ANALYSIS:Price of Irish drugs up to 45 per cent dearer than in Sweden
The problem of high drug prices in the Republic seems to be as intractable as it is complex.
The cost of commonly used medicines has remained in the stratosphere even as successive ministers for health promised to deliver a better deal for people and the health service.
Dr James Reilly now promises to do what his predecessors failed to achieve, by getting patients and doctors to switch to cheaper generic medicines, and by cutting the price of all drugs, those on patent and off.
There are reasons to believe that the Minister might get further along this road because he is tackling the problem on a wider front than before. Not only have fresh deals been agreed with the makers of branded drugs and with the generics manufacturers, but new legislation before the Dáil could revolutionise the way drugs are prescribed for patients.
Under the legislation, pharmacists will have the power to substitute cheaper alternatives to the medicines prescribed by a patient’s GP. Pricing will also be revised with reference to the cheapest option in a basket of medicines where their effect is the same.
There are, however, reasons for being sceptical.

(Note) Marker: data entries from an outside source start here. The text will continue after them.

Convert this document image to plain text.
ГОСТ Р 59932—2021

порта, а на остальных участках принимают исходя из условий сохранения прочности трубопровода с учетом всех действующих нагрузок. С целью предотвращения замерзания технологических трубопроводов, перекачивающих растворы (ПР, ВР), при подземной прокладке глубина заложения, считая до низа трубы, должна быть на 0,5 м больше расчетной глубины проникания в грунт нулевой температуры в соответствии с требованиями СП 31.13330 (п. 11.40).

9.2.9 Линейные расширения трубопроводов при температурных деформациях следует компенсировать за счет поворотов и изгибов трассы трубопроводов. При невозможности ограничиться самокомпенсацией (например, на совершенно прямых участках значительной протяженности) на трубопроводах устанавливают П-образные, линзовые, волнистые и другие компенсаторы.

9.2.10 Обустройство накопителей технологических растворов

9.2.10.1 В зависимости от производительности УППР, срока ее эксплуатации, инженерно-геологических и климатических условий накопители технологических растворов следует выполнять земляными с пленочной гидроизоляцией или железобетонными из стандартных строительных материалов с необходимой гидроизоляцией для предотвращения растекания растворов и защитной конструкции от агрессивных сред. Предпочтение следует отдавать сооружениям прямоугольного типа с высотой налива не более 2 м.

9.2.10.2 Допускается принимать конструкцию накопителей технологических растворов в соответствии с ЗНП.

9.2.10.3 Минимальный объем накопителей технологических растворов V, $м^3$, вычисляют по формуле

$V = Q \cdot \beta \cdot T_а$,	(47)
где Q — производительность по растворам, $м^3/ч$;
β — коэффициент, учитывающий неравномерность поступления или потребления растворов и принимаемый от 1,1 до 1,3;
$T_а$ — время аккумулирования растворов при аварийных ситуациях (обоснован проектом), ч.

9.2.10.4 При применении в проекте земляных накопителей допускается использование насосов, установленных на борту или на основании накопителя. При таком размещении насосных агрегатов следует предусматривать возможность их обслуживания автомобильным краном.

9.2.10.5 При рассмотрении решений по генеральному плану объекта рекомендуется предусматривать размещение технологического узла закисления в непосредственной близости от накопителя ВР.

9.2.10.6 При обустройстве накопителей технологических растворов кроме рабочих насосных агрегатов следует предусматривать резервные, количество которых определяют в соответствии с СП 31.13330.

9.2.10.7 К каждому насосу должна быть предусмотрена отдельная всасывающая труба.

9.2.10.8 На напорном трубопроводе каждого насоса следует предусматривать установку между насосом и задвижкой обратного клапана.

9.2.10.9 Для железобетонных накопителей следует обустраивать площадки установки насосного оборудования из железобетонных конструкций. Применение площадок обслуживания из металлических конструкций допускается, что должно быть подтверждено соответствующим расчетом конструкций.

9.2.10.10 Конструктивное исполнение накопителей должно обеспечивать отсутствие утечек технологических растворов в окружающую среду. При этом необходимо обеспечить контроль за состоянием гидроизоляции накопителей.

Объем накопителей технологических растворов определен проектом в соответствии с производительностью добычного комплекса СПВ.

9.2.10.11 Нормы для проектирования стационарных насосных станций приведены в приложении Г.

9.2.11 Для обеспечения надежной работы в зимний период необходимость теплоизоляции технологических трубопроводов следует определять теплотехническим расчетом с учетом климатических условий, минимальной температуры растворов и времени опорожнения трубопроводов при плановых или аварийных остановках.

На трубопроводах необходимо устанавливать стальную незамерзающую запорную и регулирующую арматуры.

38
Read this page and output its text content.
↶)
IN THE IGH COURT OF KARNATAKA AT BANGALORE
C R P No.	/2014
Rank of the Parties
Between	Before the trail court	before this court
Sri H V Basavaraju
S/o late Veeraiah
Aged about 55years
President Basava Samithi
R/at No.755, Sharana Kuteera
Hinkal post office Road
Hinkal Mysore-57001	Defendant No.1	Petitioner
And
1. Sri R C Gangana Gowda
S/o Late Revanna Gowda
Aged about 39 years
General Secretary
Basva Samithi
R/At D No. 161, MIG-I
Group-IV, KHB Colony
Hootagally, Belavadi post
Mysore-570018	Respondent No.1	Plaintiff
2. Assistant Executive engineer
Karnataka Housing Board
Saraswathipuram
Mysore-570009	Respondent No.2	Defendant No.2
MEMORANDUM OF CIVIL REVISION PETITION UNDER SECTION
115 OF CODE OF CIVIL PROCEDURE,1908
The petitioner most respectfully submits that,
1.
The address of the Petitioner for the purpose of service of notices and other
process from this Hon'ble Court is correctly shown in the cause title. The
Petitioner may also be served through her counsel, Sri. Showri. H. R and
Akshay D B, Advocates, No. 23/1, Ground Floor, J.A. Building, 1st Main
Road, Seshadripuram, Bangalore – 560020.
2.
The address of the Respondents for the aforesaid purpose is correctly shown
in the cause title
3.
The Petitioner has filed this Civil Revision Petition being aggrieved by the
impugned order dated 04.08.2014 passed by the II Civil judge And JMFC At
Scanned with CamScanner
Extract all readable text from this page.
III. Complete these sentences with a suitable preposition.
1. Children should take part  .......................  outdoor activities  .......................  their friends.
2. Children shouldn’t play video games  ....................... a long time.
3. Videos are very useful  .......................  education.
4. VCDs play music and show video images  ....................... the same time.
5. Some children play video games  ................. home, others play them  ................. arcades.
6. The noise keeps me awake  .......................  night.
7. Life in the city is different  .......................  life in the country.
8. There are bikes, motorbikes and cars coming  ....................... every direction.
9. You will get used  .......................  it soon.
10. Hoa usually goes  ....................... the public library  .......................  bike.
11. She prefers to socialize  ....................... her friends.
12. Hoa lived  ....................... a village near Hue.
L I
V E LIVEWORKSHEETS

It is hard to avoid the conclusion that high prices people pay here is a form of subsidy for the 25,000 jobs provided by the sector in this State. The pharmaceutical industry accounts for between one-third and one-half of our exports and it would be a foolish government that would upset that investment.
The Republic is of course small fry among pharmaceutical markets. But drugs here can influence price levels set in other countries, within and outside the EU. There is, therefore, a lot more than the local market at stake when the department negotiates with the drug manufacturers.
By now, just about anyone in need of expensive long-term medication will have his or her own tale of how these drugs can be obtained abroad for a fraction of their cost here. Surveys confirm that the cost of medicines to the Irish public is among the highest in the world.
The industry argues that it is misleading to compare the Republic with generally cheaper countries by the Mediterranean, or with bigger economies where economies of scale apply. However, how then to explain how one recent survey found that Irish drug prices were up to 45 per cent dearer than in Sweden, or that the cost of some drugs were up to 24 times the cost in New Zealand – a similarly-sized economy?
Of course, the highest price of all is paid by the HSE, which spends almost €2 billion on its drugs bill. Another layer of the problem results from the low level of prescribing of generics – about 5 per cent, compared to 80 per cent in the United Kingdom.
There are further layers to this problem, which go towards explaining why we all pay so much – the mark-up charged by pharmacists, for example and the unseen power of wholesalers.